ウェンカムイ(7)

 伊之助が茶室を出ると、外はすっかり暗くなっていた。彼は夕食の手伝いを思い出し、台所へと向かう。すると、墓守が竃の前で火の番をしていた。声をかけようとしたが、その前に彼がこちらを見上げた。その顔には生気が感じられなかった。

「さっきは、すまなかったな」

「いや、気にしてねぇよ」

伊之助の言葉に墓守は微笑む。自然な笑みだが、何処か無理をしているようにも感じられた。

「お前大丈夫か? 顔が青いぞ」

「……心配は、いらない。私の顔色が悪いのはいつものことだから」

 彼は皮肉混じりにそう言ったが、伊之助は住職の話を思い返して笑えなかった。

 今の墓守はただの不調のように見えるが、本当はウェンカムイに蝕まれつつあるのだ。

「そんなことより」

 話を変えるかのように、墓守はあるものを差し出す。それは、先程預かるという名目で奪われた木刀だった。

「これ、綺麗にしておいた」

 墓守から受け取り眺め回せば、確かに手垢塗れだった柄が新品のような輝きを見せている。玄人の伊之助が苦戦したそれをどう手入れしたのかと彼は首を捻る。

「すまねぇな、随分手こずっただろ?」

「いや、こちらこそ。大方、子供たちの誰かが引っ張り出してきたんだろう?」

「ああ。蔵にあったらしい。昔使われていたのか?」

 墓守はコクリと頷く。

「恵仁様のお弟子に勇猛果敢な僧がいたんだ。
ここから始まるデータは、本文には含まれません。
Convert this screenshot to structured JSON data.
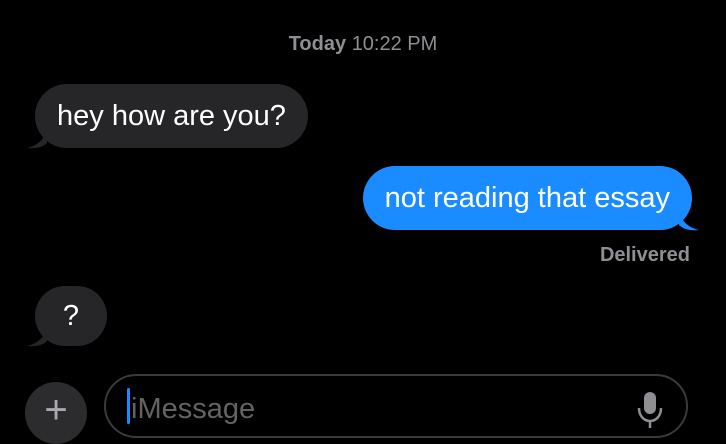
{
  "header": {
    "timestamp_day": "Today",
    "timestamp_time": "10:22 PM"
  },
  "messages": [
    {
      "direction": "incoming",
      "text": "hey how are you?"
    },
    {
      "direction": "outgoing",
      "text": "not reading that essay"
    },
    {
      "direction": "incoming",
      "text": "?"
    }
  ],
  "delivery_status": "Delivered",
  "composer": {
    "plus_label": "+",
    "placeholder": "iMessage",
    "mic_icon": "microphone-icon"
  },
  "colors": {
    "background": "#000000",
    "incoming_bubble": "#262629",
    "outgoing_bubble": "#1a8cff",
    "meta_text": "#8e8e93"
  }
}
だが今は他の寺院に移り、そこで住職をしている」

 早口で説明しながら、墓守は伊之助を眺め回す。不安そうな目の色に、伊之助は怪訝な顔を見せる。

「……それで、お前は、何ともなかったか?」

「何とも?」

「何処か気持ち悪いとか、嫌な気分だとか。後は、背や肩がやけに重い、とか」

「いや、特には」

「それなら、良い」

 ふぅっと息を吐き、墓守は目線を竃に戻す。

「長々と悪かったな。具材を切ってくれないか」

「ああ、任せとけ」

 木刀を帯に差しながら、伊之助は並べられた野菜を見渡す。山を降りて仕入れたり、周辺の村から貰うというそれらは、そのままでも食べられそうなほど新鮮だ。

 伊之助は包丁を手に取りながら、そっと墓守の様子を伺う。揺らめく炎を見つめる彼の瞳は様々な感情を語っていた。